Suara napas Shinkai terdengar. Ia sudah tak berselera membaca buku harian kakek Haru setelah mendengar penuturan Taza.
“Diamlah, biarkan aku bernapas dengan tenang dulu!” pinta Shinkai.
Taza beranjak dan berjalan ke arah pintu. Lantas membukanya, “Shin, lihatlah apa yang terjadi di sini.”
Karena lelah berkomentar, Shinkai menuruti saja apa yang diminta oleh Taza.
“Apa yang kalian lakukan, sialan!” seru Shinkai yang melihat Luisa dan Egan sedang duduk santai sambil menikmati camilan di halaman rumah kakek Haru. “Kalian pikir ini piknik?”
Habis sudah kesabaran Shinkai dengan kelakuan Luisa dan Egan.
“Dari mana pula kalian dapat tikar ini, hah?”
“Seseorang meminjamkan kami saat ia melintas dan melihat kami duduk di atas rerumputan berembun,” jawab Luisa.

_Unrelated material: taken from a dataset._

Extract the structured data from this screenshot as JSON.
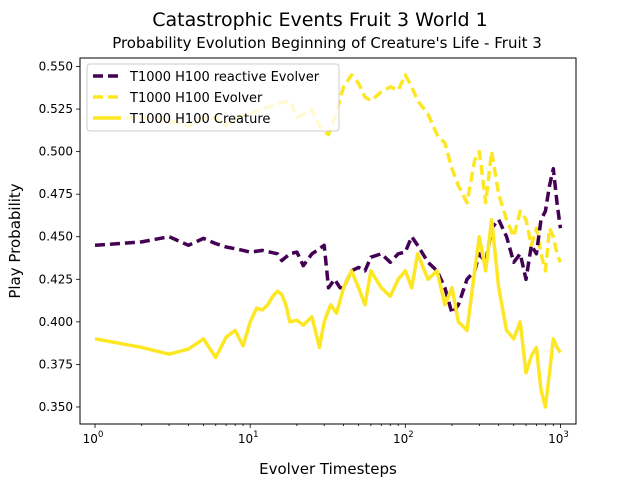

Geram sudah diri Shinkai. Dilihatnya kedua orang itu seperti memandangi langit dengan suka cita. Sekalipun tidak ada rembulan dan bintang-bintang yang tampak. Apapun itu, ia memikirkan kondisi di rumah bu Dyn.
“Keluarga angkatmu aman. Tenang saja. Anak panahku akan mengenai musuh dari sini.”
“Jangan bercanda, gadis aneh!” Shinkai hendak melaju ke arah Luisa namun Taza segera menghalangi.
Luisa mengembuskan napas sambil memandang langit mendung, “Kami melepas penjaga di sana. Tenang saja. Kau pikir hanya ada aku dan Egan? Kau hanya perlu menunggu sebentar lagi. Nikmati saja hari terakhirmu di sini. Besok, kau tidak akan bertemu anak kecil itu lagi, bukan?”